Jednak w praktyce Deklaracja z Balamand idzie jeszcze dalej. Oto Kościół katolicki musi oficjalnie odmówić przyjęcia prawosławnych, którzy chcą się nawrócić na katolicyzm. Mówię oficjalnie, gdyż wiem o księżach, którzy nie respektują umowy z Balamand. Wielu z nich zostało pozbawionych stanowiska. W jednym, bardzo poważnym przypadku katolicki biskup Sterniuk z Ukrainy pozyskał dla Kościoła dwóch prawosławnych biskupów z patriarchatu moskiewskiego. Nawrócili się! Jaka jest reakcja Rzymu? Oto ona: Przecież wiecie, że niezbędna jest zgoda Papieża na powrót biskupa do Kościoła katolickiego. Ponieważ wszystko odbyto się bez zgody Ojca Świętego, to uznajemy, że żaden biskup nie poprosił o przyjęcie do Kościoła. Więc ci prawosławni nie są oficjalnie katolikami?! Przecież zostali przyjęci przez biskupa! Lecz nie, teraz powrócili do prawosławia. Zmarnowano szansę na ich nawrócenie!
Spotkałem prawosławnego księdza z Libanu, który pojechał do Rzymu, aby dowiedzieć się, czy może zostać przyjęty do Kościoła katolickiego. Chcę zostać katolikiem – zadeklarował. Rzym odpowiedział pytaniem: Czy masz zgodę twojego biskupa na nawrócenie?, Od kiedy potrzebna jest komuś zgoda schizmatyckiego, prawosławnego biskupa na powrót do Kościoła katolickiego?!
Deklaracja z Balamand głosi, że około 400 lat temu Kościół katolicki wymyślił koncepcję teologiczną, według której przynależność do Kościoła katolickiego jest dla wszystkich niezbędnym warunkiem zbawienia.
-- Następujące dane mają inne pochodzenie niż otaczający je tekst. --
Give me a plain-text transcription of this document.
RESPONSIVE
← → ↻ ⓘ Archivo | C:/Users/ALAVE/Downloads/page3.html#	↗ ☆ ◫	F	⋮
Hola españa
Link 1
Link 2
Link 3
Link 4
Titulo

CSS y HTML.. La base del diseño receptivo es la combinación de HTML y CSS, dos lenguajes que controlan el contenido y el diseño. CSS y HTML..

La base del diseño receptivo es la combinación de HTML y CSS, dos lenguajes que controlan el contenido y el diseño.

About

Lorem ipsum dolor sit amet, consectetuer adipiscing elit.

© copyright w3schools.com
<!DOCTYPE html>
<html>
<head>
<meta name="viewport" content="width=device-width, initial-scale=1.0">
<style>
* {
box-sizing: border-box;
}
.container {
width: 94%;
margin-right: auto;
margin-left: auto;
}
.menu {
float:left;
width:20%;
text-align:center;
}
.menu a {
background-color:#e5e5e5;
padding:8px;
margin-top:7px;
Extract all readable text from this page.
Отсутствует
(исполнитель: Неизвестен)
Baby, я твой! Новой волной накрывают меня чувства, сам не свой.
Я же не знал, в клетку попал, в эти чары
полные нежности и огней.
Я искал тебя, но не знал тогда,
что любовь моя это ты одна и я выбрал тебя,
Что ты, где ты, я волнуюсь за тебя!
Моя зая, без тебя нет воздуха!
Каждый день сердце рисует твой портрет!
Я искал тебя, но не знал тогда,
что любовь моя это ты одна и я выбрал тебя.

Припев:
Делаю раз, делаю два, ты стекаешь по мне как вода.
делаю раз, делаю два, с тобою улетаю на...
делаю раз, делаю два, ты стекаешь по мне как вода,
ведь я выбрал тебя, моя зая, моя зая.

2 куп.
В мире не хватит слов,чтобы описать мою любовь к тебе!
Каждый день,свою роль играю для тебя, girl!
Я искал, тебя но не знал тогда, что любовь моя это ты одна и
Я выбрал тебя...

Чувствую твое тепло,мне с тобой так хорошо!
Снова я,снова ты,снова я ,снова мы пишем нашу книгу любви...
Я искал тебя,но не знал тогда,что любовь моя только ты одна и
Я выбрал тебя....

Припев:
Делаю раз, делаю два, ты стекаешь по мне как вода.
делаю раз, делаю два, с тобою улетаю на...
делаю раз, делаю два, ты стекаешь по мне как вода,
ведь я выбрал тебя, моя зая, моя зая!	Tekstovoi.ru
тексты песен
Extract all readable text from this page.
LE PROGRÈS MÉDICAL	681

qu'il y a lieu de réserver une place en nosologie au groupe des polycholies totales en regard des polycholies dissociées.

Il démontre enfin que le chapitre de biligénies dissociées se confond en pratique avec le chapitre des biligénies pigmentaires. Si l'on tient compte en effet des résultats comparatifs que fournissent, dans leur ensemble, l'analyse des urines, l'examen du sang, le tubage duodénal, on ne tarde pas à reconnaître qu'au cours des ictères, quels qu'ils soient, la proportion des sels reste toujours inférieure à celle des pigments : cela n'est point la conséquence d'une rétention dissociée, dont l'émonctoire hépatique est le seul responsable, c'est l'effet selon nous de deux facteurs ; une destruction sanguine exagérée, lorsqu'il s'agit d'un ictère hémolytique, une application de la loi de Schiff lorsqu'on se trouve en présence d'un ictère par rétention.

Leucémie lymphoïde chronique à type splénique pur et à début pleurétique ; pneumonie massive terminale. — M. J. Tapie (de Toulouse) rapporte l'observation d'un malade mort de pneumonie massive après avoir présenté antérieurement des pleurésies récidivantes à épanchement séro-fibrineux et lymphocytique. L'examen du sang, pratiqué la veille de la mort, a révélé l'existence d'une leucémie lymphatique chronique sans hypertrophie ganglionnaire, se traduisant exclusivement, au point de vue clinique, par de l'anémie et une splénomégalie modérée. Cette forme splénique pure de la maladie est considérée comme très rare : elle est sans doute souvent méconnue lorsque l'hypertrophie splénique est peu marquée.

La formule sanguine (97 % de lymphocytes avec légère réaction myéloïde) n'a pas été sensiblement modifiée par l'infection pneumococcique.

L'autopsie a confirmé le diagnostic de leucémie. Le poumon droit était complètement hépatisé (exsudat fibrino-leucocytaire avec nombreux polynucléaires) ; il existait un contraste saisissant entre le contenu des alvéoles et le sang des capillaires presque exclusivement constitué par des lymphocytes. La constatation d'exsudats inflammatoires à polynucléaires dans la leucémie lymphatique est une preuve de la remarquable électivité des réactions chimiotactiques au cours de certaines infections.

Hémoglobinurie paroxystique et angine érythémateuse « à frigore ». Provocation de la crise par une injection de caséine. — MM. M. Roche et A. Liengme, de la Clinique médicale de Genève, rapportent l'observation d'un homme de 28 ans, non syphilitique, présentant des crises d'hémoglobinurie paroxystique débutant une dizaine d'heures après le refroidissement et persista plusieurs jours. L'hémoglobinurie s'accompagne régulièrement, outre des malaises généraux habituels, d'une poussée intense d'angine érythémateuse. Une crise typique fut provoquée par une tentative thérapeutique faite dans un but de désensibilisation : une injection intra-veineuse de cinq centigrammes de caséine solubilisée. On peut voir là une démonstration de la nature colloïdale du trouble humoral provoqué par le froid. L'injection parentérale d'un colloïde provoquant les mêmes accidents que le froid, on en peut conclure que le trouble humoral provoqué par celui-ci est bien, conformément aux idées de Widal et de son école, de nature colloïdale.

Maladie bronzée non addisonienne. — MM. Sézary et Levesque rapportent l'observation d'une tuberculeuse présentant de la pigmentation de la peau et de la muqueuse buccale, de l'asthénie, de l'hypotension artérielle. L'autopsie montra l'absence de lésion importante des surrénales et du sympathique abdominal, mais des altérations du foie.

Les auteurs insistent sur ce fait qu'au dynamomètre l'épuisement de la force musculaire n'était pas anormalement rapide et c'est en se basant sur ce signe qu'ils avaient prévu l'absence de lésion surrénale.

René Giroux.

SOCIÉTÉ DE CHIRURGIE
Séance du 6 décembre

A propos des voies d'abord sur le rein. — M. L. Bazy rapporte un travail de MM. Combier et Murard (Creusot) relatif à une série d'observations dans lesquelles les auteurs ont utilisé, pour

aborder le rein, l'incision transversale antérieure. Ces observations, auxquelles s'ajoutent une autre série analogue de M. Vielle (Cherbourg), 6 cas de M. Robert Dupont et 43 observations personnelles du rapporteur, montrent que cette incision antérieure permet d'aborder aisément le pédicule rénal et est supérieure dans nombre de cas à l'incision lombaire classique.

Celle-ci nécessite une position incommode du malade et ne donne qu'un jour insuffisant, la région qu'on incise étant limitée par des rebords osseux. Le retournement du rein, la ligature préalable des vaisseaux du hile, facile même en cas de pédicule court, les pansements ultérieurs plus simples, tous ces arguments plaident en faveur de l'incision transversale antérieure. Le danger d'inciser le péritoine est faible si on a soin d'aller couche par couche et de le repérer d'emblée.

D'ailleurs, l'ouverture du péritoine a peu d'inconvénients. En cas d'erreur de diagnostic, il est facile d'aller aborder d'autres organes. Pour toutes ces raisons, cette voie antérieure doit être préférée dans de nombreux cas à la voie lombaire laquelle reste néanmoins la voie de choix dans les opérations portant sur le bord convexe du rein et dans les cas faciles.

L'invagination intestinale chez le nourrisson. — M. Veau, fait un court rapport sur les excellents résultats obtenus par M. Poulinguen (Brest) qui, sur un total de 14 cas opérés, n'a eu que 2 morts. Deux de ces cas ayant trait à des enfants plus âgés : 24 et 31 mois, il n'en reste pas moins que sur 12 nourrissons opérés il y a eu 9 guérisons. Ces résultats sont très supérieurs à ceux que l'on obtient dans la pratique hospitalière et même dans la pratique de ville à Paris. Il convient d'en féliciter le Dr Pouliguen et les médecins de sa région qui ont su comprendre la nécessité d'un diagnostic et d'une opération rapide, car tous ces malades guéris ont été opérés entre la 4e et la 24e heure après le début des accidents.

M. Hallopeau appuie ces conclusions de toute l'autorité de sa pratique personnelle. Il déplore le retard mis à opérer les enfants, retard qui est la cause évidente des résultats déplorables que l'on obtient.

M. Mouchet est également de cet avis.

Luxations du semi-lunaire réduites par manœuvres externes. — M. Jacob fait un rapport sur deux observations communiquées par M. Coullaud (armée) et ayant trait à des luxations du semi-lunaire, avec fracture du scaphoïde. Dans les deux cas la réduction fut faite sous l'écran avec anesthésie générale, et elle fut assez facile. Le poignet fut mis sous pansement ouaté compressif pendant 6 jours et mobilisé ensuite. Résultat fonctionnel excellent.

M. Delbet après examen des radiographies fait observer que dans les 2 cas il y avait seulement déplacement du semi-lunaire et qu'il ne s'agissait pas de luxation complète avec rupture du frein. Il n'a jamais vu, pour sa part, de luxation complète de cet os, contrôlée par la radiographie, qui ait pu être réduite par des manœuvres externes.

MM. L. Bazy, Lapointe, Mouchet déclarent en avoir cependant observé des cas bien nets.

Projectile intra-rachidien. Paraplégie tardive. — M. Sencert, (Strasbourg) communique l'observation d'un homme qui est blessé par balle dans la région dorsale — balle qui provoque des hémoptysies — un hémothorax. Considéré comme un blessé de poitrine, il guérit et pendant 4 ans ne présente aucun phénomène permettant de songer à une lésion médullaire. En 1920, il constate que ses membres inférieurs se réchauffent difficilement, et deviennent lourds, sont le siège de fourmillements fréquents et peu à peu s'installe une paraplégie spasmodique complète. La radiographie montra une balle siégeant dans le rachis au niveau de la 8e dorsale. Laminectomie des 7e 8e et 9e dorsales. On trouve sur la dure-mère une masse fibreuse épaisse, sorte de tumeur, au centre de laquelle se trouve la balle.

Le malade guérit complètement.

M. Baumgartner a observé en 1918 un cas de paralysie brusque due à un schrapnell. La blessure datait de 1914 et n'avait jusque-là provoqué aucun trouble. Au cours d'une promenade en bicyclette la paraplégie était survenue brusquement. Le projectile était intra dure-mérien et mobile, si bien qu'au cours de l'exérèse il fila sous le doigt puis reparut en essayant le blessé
W ten sposób Kościół pragnął usprawiedliwić swój prozelityzm wśród prawosławnych i skłonić ich do nawrócenia. Deklaracja stwierdza, że tego rodzaju koncepcja musi zostać odrzucona jako metoda i model poszukiwania jedności, zarówno w teorii jak i w praktyce. Tak więc jedność, której Kościół soborowy poszukuje z prawosławnymi, żadną miarą nie polega na powrocie tych ostatnich do Kościoła katolickiego. Nie znam żadnego innego dokumentu, który by mówił o tych sprawach jaśniej niż Deklaracja z Balamand.
Deklaracja każe biskupom i księżom jednego Kościoła traktować biskupów i księży innego Kościoła jako ustanowionych przez Ducha Świętego Tak więc teraz Duch Święty działa po obu stronach. Niewiarygodne! Według porozumienia z Balamand Kościół katolicki i kościół prawosławny są kościołami siostrzanymi. Oba posiadają atrybut jedności Kościoła Bożego.[4] Troska o wypełnienie planów Bożych co do jedności Kościoła Bożego została powierzona Kościołowi katolickiemu i kościołowi prawosławnemu. Kościół katolicki nigdy nie nauczał czegoś podobnego! Te nowości wywodzą się z nauczania Vaticanum II.
Porozumienie z. Balamand każe katolickim biskupom współpracować z biskupami prawosławnymi, gdziekolwiek ci ostatni planują jakieś przedsięwzięcia. Celem ma być uniknięcie tworzenia równoległych, niezależnych struktur kościelnych na terenach, gdzie są już obecni prawosławni. Oznacza to, że gdziekolwiek pracują już prawosławni, tam Kościołowi katolickiemu nie wolno niczego ustanawiać. Wszędzie tam, gdzie chodzi o sprawy materialne, pomoc charytatywną – musi być to wspólna akcja katolików i prawosławnych. Kościół katolicki nie może już sam prowadzić jakichkolwiek dziel miłosierdzia.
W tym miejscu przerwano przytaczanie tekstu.